Forty years of living and boating around New England’s largest stretch of salt marsh gave Patricia Hanlon good familiarity with her local environment. However, it wasn’t until she was immersed in the habitat as a swimmer that she understood the ecosystem well. Her amphibious view opened up new understanding of the fertile ecology, imparting greater appreciation for its beauty.
Beginning with a beguiling account of a year of swims around marshlands in Massachusetts’ Cape Ann region, Swimming to the Top of the Tide starts in summer and evokes the delights of the “frictionless, weightless bliss” of swimming with the tide, uncovering details of the geography and human and natural history of this “diffuse, squishy, soggy meeting between land and sea.”
As air and water temperatures cool, there are frequent, expensive trips to the dive shop for insulating wet suits and other gear. There’s concerning frisson in reading about Hanlon’s plunges into icier waters, more so when she must steal time for her slushy forays after work, when daylight is scarce.

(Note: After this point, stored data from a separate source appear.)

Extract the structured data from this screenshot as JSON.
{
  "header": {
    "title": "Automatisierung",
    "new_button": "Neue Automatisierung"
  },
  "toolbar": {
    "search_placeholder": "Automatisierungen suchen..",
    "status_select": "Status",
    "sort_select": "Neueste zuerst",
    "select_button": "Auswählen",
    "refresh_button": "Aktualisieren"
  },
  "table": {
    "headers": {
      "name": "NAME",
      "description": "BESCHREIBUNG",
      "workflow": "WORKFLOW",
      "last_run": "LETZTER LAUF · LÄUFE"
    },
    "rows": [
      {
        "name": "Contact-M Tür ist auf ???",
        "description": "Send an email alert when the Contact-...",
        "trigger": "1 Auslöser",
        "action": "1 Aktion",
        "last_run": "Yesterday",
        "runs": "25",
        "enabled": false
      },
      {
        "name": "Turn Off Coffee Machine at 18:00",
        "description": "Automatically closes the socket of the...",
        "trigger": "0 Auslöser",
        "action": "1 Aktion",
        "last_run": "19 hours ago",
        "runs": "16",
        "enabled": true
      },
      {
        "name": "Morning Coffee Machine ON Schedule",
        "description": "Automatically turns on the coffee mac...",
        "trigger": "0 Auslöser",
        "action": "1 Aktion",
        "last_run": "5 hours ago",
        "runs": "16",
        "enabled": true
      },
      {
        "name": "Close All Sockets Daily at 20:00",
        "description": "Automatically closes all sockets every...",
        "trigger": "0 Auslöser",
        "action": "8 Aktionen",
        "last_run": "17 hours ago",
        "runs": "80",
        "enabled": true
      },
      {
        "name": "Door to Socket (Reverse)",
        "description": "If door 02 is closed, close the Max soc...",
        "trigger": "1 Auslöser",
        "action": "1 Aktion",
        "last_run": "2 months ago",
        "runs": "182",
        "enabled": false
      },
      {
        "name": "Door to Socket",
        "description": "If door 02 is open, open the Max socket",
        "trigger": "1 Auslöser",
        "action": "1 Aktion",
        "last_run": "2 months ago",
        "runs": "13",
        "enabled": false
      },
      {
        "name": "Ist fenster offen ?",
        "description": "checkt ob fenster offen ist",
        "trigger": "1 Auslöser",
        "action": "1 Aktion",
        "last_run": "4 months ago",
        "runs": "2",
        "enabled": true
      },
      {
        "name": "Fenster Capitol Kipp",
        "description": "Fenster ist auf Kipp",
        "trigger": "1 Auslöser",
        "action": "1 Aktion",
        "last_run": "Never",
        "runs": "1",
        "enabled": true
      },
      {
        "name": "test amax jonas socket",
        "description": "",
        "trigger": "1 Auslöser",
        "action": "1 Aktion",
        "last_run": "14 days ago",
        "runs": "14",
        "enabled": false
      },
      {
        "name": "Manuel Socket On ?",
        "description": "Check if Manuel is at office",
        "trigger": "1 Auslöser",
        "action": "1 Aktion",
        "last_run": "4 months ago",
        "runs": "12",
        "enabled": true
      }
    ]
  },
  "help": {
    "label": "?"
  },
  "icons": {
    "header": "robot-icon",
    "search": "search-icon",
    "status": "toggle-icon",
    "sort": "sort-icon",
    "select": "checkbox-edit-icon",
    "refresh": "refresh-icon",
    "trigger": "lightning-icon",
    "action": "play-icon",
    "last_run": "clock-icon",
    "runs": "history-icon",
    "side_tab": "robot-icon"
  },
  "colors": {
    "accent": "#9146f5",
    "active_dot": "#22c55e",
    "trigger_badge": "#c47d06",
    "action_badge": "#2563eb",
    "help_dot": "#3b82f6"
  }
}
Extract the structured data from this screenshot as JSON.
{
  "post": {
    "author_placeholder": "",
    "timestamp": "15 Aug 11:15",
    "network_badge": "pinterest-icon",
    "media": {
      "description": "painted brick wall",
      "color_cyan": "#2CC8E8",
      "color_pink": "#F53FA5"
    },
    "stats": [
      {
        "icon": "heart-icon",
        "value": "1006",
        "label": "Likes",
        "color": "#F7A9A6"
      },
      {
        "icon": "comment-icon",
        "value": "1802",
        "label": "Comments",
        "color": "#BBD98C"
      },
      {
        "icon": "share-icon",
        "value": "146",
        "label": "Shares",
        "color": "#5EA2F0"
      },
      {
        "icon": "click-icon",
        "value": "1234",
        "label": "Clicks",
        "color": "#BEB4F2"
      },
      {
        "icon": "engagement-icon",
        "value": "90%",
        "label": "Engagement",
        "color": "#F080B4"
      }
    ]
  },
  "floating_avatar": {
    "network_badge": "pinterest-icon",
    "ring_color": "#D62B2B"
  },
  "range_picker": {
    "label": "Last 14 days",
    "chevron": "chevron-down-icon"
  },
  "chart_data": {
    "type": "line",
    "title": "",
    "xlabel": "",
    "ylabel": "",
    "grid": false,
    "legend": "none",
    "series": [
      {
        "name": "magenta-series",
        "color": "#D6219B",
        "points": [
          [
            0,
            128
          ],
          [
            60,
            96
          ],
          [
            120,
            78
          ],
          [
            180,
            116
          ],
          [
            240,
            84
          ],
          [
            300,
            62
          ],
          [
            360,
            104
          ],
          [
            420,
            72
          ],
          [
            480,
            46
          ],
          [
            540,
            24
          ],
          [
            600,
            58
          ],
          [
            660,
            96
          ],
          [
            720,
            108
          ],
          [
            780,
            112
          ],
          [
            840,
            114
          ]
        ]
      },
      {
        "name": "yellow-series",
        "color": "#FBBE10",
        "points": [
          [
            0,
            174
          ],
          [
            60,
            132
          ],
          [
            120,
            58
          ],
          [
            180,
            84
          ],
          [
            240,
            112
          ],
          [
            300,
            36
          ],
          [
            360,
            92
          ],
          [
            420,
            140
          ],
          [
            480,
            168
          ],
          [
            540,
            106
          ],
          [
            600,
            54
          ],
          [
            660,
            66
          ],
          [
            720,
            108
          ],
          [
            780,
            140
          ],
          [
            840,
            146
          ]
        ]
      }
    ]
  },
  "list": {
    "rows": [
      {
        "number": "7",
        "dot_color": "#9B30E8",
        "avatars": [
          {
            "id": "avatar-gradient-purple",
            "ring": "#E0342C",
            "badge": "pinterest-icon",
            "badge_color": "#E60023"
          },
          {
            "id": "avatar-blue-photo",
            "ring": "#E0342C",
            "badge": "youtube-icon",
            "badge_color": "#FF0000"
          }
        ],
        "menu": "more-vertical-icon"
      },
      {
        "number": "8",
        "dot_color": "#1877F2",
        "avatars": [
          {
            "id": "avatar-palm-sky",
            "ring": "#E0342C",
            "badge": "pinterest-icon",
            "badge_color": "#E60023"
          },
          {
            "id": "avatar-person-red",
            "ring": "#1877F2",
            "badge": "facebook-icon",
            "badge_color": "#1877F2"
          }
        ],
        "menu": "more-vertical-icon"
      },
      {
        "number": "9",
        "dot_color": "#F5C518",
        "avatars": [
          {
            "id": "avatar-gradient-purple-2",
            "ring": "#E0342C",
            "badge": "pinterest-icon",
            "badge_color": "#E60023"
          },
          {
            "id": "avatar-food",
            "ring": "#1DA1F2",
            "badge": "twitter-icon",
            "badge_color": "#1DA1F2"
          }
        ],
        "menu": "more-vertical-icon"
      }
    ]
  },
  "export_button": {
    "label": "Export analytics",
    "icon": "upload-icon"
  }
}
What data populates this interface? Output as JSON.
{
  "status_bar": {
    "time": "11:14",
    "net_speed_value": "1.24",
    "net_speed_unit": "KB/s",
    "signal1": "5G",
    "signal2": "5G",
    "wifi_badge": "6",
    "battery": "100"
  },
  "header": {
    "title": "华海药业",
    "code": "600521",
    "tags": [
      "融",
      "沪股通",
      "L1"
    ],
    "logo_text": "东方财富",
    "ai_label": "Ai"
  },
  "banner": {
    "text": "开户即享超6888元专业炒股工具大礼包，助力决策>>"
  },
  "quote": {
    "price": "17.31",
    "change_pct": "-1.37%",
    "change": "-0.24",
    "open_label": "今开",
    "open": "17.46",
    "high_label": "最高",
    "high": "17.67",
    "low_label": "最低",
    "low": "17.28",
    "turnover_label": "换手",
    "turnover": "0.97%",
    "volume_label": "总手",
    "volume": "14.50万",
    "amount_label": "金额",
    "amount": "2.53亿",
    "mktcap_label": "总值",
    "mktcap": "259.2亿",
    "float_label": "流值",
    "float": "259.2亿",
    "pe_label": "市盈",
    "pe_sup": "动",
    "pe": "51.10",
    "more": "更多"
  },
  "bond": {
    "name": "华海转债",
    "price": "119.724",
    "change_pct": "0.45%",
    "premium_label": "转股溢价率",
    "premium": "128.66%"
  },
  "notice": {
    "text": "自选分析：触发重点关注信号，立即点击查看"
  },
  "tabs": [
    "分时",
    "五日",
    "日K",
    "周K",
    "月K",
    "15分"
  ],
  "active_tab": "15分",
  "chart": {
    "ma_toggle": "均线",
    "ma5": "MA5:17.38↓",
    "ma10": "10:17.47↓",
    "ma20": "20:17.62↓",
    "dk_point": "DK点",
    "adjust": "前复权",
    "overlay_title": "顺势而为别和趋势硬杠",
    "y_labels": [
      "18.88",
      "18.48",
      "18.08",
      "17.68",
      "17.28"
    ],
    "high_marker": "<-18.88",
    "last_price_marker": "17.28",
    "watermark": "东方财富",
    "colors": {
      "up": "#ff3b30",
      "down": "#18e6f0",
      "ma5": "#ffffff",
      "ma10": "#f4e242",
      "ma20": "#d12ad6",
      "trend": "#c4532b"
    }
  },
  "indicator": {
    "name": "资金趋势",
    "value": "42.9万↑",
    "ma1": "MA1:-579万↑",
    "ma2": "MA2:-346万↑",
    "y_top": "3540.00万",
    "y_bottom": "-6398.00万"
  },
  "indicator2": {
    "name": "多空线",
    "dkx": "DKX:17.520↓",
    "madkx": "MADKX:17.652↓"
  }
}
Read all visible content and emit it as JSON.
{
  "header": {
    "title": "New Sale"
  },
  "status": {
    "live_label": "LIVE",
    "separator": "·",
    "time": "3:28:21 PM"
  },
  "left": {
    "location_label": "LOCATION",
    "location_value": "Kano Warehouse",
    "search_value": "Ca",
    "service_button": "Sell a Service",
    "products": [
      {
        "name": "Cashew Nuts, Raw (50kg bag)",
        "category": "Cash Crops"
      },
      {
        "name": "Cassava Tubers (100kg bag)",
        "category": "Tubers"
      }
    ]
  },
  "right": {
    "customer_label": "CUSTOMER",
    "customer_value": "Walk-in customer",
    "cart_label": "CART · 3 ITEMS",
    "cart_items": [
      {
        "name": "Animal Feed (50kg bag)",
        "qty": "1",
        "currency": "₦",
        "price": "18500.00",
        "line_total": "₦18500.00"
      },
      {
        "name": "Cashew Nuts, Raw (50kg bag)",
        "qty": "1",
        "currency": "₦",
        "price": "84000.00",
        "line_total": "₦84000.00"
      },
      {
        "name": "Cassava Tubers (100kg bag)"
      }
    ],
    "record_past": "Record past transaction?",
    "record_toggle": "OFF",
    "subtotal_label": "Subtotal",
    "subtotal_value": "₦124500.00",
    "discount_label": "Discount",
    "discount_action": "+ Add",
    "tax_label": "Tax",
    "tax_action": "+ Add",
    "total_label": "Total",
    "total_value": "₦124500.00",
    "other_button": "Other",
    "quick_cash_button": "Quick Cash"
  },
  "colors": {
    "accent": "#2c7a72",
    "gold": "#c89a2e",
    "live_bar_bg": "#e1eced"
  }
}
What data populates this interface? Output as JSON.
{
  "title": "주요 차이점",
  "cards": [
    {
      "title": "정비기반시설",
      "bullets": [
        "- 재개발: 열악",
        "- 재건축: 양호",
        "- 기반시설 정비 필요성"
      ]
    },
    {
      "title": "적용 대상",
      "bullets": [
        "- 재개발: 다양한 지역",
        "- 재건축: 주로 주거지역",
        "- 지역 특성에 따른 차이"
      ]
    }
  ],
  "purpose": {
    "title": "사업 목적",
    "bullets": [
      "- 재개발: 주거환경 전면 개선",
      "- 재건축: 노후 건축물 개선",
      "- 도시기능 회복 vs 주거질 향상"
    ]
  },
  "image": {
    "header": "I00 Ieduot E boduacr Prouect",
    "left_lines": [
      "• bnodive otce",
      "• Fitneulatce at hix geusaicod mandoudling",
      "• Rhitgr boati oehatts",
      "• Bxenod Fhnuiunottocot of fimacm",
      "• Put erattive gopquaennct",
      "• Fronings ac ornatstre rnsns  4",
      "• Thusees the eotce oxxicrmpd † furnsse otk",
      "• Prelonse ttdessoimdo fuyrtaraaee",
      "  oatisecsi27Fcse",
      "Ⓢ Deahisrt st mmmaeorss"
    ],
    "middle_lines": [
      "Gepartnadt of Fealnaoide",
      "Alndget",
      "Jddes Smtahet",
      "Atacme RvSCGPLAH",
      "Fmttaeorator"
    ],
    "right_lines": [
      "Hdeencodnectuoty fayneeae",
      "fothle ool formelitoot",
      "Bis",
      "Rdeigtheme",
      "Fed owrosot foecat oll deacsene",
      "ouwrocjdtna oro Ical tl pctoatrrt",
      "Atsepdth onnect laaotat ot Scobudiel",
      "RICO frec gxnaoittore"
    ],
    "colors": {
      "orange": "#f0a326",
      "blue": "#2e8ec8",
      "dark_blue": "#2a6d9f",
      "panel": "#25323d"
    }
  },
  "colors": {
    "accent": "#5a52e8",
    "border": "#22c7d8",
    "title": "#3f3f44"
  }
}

The book funnels Hanlon’s observations about salt marshes into wider discussions of their importance in sustaining vital food chains, sequestering carbon, protecting shorelines during storm surges, and filtering water. She is as skilled at demystifying complex scientific concepts as she is in portraying gold-spangled waterline sunsets and muted winter compositions of marsh grasses. The whole is enriched with personal reflections on raising a family, aging, and the changing nature of marriage.
The final section builds upon Hanlon’s in-depth explorations of the ecosystem to discuss other marshlands and how they are impacted by climate change and other human alterations of the earth. Swimming to the Top of the Tide is a personal evocation of a natural landscape, naming many reasons why it must be protected.